Directed by: Joe Wright
Written by: Anthony McCarten
MPAA: PG-13 Parents strongly cautioned (Some material may be inappropriate for children under 13. Parents are urged to be cautious. Some material may be inappropriate for pre-teenagers.)
Starring: Gary Oldman (as Winston Churchill), Kristin Scott Thomas (as Clementine Churchill), Lily James (as Elizabeth Nel)…
Running Time: 125 minutes
At first glance, it seems that a plot based on people’s life stories is an easy task to carry out for the vast amount of information that can be found on the Internet these days. However, it is quite the opposite, actually, since the director cannot bring anything new to those facts about the subject of the biography that we know already or we can get with a simple click or movement of our index finger. And if the director commits the folly of showing something that is made up out of the whole cloth, he or she is running the risk of being bombarded with criticism by people who are very well up on history. Besides, before going to see such movies, everybody knows what will happen from head to foot. Therefore, if the director does not want to see the film ending in fiasco, his or her salvation is only one: an incredible performance by the actor who plays the role of the important historical figure.

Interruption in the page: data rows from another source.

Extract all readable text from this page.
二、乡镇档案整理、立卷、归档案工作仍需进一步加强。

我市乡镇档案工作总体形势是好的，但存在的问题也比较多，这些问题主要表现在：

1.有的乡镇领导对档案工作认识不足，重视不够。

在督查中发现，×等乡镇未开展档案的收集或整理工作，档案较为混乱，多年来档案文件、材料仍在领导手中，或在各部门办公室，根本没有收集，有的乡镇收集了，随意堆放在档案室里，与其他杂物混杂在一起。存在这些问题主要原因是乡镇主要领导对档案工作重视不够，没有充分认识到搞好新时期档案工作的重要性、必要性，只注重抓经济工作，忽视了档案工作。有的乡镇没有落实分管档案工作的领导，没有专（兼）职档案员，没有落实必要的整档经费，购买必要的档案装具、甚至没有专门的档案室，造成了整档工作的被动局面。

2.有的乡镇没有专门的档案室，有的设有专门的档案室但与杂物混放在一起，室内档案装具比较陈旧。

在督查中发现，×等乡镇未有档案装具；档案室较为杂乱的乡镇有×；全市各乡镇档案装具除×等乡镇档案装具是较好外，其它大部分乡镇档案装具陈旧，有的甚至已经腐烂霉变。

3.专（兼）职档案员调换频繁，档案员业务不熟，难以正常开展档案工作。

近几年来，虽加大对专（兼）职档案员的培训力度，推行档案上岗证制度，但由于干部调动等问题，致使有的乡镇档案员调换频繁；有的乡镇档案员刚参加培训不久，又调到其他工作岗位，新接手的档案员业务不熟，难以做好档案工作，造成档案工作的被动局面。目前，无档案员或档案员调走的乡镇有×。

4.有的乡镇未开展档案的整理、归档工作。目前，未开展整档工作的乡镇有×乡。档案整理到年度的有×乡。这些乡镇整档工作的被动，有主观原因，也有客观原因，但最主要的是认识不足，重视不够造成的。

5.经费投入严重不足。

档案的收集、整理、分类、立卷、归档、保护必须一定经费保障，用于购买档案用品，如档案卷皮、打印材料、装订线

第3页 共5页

The above remarks explain why movies like The Iron Lady (2011) with Meryl Streep and Malcolm X (1992) with Denzel Washington were successful instead of falling into oblivion and why Darkest Hour (2017), thanks to Gary Oldman, will be remembered for years. Churchill’s life was characterized by Oldman in a way that very few actors can do it these days. He was masterly in dealing with delicate and contradictory situations like Churchill’s anguish of indecisions before and after being Prime Minister and his resolute leadership to achieve things. Oldman drank as Churchill, smoked as Churchill, yelled at people as Churchill and made me laugh with the same caustic humour that the Prime Minister had.
When it comes to a biopic, you do not have to offer too much details about what happened, but how the director and the main actor did their respective job (this comment is for movie critics only!). The English director Joe Wright, best known for Pride & Prejudice (2005), brought us a well-balanced movie surrounded by a good piece of music that aroused the audience’s interest for the film. The rest is on Gary Oldman’s shoulders, which can be seen when he (Churchill) hugged his wife, Clementine (Kristin Scott Thomas), when he is talking to a fearful king, George VI (Ben Mendelsohn) when Nazi forces advanced during the early days of World War II or when he delivered his speech in front of political supporters and opponents.

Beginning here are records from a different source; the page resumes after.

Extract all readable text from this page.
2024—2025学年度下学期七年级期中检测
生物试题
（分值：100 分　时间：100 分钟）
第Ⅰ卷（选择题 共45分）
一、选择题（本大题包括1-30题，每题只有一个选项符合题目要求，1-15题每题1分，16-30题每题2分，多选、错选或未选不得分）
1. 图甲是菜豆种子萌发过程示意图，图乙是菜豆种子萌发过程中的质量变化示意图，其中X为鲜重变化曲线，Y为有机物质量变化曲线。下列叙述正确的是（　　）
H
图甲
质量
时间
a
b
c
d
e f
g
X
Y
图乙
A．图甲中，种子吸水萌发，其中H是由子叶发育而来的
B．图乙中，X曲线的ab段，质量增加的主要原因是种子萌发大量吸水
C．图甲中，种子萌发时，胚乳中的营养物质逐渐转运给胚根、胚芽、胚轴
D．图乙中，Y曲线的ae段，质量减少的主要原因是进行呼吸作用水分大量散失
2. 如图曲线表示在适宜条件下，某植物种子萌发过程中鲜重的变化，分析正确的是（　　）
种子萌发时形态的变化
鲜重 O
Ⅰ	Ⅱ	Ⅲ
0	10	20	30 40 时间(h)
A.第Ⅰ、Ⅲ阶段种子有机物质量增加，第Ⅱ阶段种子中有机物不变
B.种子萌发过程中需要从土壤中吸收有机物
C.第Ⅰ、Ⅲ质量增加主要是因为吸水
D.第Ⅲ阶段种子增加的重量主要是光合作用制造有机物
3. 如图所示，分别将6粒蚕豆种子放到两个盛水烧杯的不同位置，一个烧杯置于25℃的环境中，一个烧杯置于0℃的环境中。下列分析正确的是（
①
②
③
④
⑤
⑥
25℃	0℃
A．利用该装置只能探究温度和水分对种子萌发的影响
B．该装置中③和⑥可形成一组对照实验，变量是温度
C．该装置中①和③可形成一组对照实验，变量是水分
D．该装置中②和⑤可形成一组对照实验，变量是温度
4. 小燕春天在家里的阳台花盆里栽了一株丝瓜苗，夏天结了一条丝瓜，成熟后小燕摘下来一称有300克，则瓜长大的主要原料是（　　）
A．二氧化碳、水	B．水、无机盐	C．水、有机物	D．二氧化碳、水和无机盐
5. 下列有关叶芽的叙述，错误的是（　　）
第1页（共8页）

Winston Churchill is widely celebrated as Britain’s greatest ever Prime Minister and one of the most eminent and debated men of the 20th Century. Gary Oldman’s job on Churchill is not enough accolade to be the Prime Minister of United Kingdom (and I don’t think that he wants that job either!), but undoubtedly, he deserved the best actor Oscar 2018 that he won for Darkest Hour. If you are not convinced about it, I recommend you to see the moving scene when he gets on the subway to talk and listen to people. I’m sure that you will change your mind and I will have more time to write my next review.